Except that’s largely where the story ends. Yes, I am sure engineers regale each other over a pint of real ale (apologies for the stereotype) and the knowledge is partially disseminated. Invariably, the representatives of that network working on industry standards would leverage that experience in their drafting and of course, if they move to another employer, they take it with them. If the regulator had launched a formal investigation, then eventually there would’ve been a report which you may be able to infer some specifics if anything useful was left unredacted.
If it had been a near miss involving your British Airways flight though, there would’ve been bulletins sent around the world. You can do a simple Google and find them all. Here’s Transport Canada‘s publications for example.
I wonder how many other outages there have been like the one I outlined; would it have happened if there was a global clearing house that anonymised reports (because commercial pressure is undoubtedly one of the reasons why telecommunications has a different attitude to this way of life compared to aviation)? Would the industry be better if the regulator, when opening an investigation, as they did today, gave some clue as to what happened?

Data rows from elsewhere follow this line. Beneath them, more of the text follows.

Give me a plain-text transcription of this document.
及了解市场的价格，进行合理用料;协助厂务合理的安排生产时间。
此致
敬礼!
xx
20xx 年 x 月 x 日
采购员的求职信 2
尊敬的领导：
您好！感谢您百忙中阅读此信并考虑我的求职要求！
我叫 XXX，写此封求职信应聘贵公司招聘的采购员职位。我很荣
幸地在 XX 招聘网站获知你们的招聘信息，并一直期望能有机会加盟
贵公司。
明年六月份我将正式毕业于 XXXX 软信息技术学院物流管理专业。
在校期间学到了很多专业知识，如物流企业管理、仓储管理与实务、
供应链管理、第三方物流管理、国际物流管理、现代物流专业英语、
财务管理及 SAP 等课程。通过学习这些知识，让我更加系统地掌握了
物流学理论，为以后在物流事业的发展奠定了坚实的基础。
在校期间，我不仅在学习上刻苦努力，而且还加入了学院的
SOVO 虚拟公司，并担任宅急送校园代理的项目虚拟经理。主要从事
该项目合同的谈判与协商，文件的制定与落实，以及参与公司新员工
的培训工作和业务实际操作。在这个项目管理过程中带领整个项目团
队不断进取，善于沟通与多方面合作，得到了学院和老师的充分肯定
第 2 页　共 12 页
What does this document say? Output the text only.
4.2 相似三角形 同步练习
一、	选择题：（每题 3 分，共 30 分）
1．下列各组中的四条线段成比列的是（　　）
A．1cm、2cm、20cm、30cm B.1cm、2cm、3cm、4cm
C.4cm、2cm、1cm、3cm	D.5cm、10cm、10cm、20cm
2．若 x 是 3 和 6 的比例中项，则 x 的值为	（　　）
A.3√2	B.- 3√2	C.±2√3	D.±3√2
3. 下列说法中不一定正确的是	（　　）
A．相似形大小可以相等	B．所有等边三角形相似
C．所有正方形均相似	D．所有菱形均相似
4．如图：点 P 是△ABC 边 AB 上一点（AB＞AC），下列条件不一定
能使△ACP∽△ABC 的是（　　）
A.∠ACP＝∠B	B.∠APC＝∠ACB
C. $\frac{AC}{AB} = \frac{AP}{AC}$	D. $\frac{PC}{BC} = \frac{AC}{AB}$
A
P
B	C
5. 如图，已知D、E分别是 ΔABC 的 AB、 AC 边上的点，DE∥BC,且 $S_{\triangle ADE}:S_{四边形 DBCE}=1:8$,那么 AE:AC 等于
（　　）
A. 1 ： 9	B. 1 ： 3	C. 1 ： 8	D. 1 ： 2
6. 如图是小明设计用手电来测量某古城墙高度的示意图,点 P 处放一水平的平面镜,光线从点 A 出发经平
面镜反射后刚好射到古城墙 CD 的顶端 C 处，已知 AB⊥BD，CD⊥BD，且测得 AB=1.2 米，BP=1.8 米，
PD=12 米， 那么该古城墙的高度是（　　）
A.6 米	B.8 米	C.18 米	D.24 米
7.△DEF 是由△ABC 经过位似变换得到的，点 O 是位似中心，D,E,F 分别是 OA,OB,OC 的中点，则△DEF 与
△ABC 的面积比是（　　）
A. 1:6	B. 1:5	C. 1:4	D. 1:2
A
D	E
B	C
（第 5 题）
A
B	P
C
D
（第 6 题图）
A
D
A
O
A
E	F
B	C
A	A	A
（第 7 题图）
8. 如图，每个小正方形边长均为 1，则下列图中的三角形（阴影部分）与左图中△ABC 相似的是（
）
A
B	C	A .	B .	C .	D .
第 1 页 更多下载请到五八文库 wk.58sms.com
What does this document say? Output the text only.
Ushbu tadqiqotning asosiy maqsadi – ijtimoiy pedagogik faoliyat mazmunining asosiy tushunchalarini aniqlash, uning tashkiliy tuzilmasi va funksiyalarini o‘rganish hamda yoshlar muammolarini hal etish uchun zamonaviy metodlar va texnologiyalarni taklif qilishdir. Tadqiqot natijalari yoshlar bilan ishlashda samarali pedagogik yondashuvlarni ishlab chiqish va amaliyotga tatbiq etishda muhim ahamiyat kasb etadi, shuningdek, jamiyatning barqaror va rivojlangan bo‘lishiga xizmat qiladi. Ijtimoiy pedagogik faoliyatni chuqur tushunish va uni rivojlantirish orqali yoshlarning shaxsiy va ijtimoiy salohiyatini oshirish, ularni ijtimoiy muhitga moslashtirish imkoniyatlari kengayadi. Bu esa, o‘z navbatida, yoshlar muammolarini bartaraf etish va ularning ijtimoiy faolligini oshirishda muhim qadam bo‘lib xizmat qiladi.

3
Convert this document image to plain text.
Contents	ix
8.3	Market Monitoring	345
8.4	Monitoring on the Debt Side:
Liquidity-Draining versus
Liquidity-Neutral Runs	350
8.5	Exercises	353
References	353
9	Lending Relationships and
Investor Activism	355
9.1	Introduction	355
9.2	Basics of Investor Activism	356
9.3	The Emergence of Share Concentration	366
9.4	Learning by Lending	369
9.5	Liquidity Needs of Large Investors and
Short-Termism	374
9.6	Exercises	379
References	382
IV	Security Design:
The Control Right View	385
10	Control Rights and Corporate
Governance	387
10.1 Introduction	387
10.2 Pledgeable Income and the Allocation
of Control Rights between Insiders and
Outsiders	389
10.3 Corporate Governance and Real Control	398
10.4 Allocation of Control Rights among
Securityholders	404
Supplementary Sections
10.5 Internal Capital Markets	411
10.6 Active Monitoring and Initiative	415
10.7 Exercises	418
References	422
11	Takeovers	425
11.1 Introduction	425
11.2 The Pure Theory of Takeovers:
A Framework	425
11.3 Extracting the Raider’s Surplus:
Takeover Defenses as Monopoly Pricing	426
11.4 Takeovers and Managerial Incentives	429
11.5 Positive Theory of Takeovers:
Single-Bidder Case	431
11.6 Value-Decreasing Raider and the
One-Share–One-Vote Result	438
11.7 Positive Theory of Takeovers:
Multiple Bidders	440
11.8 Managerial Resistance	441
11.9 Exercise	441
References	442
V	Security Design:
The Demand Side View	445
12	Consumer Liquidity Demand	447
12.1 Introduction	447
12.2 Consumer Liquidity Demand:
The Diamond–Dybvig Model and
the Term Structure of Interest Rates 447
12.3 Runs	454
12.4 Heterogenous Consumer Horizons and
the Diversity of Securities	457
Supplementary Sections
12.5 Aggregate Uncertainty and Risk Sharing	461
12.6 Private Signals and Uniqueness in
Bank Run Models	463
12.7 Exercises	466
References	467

For an industry that is so good at building things together, I remain surprised that there appears room for improvement on how we go about stopping things breaking. The economist in me suspects that the cost of reputation damage from exposing one’s dirty laundry to scrutiny exceeds the benefit in mitigating potential future outages; psychologically it is understandable when we tend to place a greater emphasis on the side of that equation which is rooted in fear. Also, reliability is a competitive differentiator in an ever increasingly cut-throat market; it is equally understandable there is reticence in sharing such information.
In an idle period, I may well work up something more substantive on this subject. Do feel free to get in touch if you think I’m onto something!
* If I recall the story correctly, a go-around had to be done on one aircraft because the pilot’s jacket sleeve caught one of the 4 throttle levers as he reached for another switch.